Vom Fischmob-Beatmaster zum Techno-Kräutermeister, so lässt sich der Weg von Stefan Kozalla/DJ Koze kurz schildern. "Prankster" ("Schelm") nennen sie ihn auf den britischen Inseln, wo das Echo groß war, als mit Amygdala erstmals nach sieben Jahren wieder eine Platte mit dreizehn Tracks von ihm erschien. Ein Zaubergarten warm pulsierender Tanzmusik mit viel Seele, auch Hintersinn und unbezwingbarem, melancholischem Humor, etwa wenn er aus dem Hildegard Knef-Song "Ich schreib' dir ein Buch" mit jazzigen Grooves seine 2013-Version macht. Wie es überhaupt eine seiner Stärken ist, Stimmen zu verarbeiten. Selbst das an Edgar Reitz' Heimat-Filme gemahnende Geraune von Tocotronic-Sänger Dirk von Lotzow in "Das Wort" (nämlich "love") ertragen wir, wenn es von DJ Koze ein stabiles Dub-Beat-Bett bekommt. Und was das gesamte Album durchzieht, ist sein Händchen für erlesene Samples aus Alltag, Filmen und Soundideen, die er lang sammelte und nun als berückendes Füllhorn-Kaleidoskop ausschüttet. Schwelgen ist erlaubt. Füße und Beine zucken, das Becken kreist, aber über allem schwebt ein milder Geist, religiös diffus fernöstlich. Waterkant hin oder her.

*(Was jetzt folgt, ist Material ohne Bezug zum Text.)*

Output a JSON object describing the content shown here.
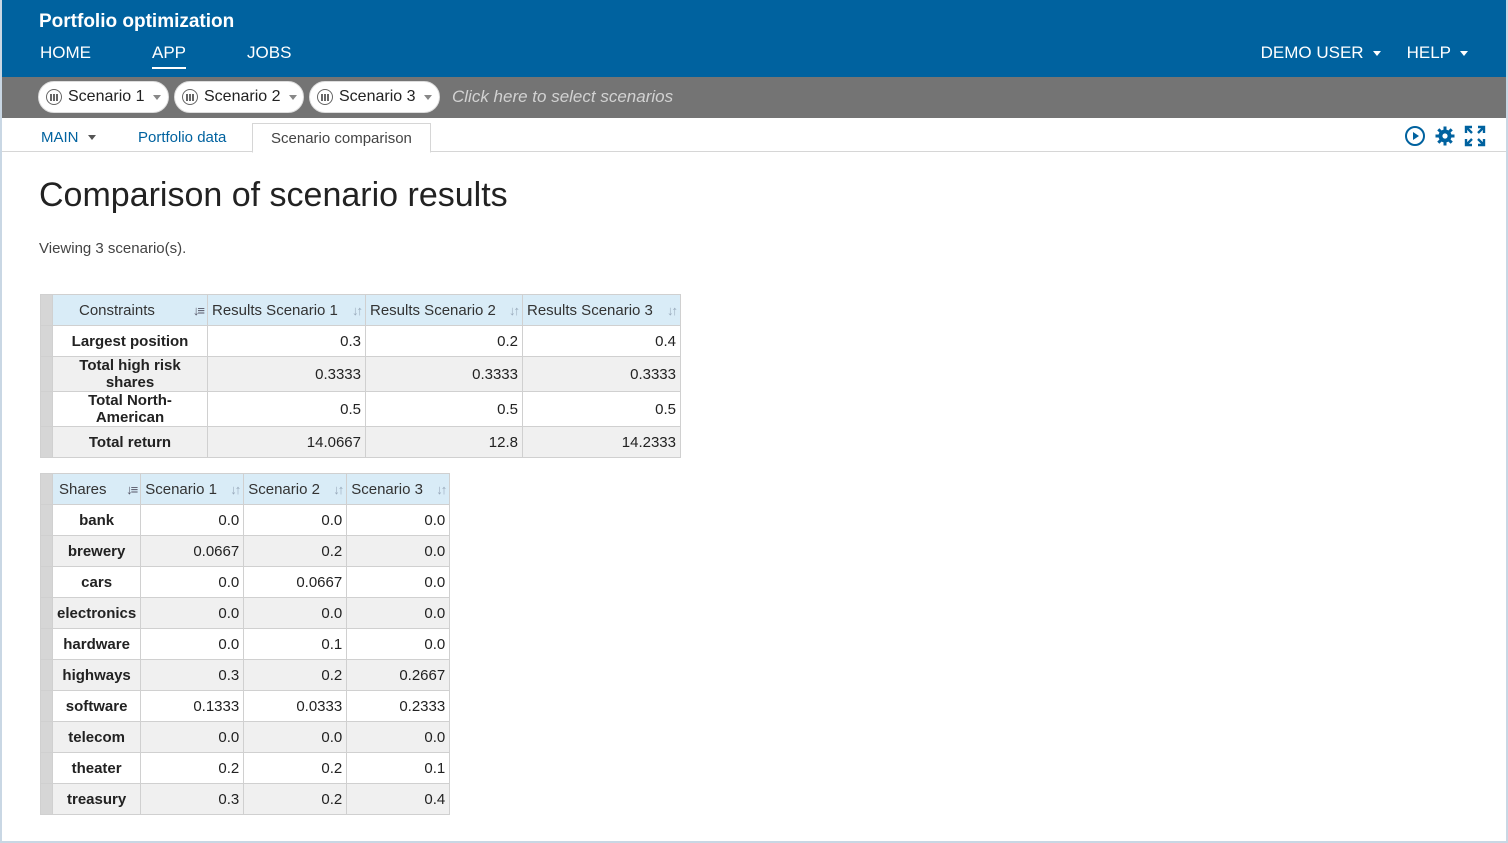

Exemplarisch für seinen Ansatz der tänzelnde "Royal Asscher Cut": treibender Techno-Beat trifft auf voluminöse milde Keyboardsounds, präzise gesetzte Breaks und wieder Loslassen. Satt, schiebend, Kraft, die sich überträgt, dazu Flötentöne. Oder "Marilyn Whirlwind", erst ein (gefühlt) minutenlanger, fett mit sich zufrieden torkelnder Bass, auf den er unerwartet funkrockende Spuren legt. Folgt dröhnendes Motorengeräusch, Beschleunigung und Festkrallen am Vordermann, damit es uns nicht von der Sitzbank reißt. Trotzdem entspannt. Wo die Abfahrt hingeht, mag man da nicht fragen. Eine Stimme setzt ein, wieder so ein Detail, und über allem "Amygdala", der Name der mandelförmigen Hirnregion, die für Angst, Aggression, Erkennen von Gefahren zuständig ist, was Koze so übersetzt: "Heimat des Säbelzahntigers. Angstmacher. Jener Fehler in unserer Bewusstseinsmaschine. Überflüssig, aber mächtig".

Auf seine Musik bezogen übersetzen wir: "Mandelkern, überladener Voodooaltar, Kräutergarten" - und denken an Kräuterkoch Oskar Marti alias "Chrüter-Oski" aus der Schweiz: "Im Mittelalter waren Kräuter wegen ihrer Heilwirkung ein Privileg der Klöster. Hätte ich damals gelebt, wäre ich bestimmt als Hexer bezeichnet und verbrannt worden. Die Klöster wollten nicht, dass man ihr Heilwissen weitergab, weil sie um ihre Privilegien fürchteten." DJ Koze ist ein Kräutergärtner ohne Angst. Zu unserem Glück.

DJ Koze -Amygdala. Pampa/Rough Trade 2013.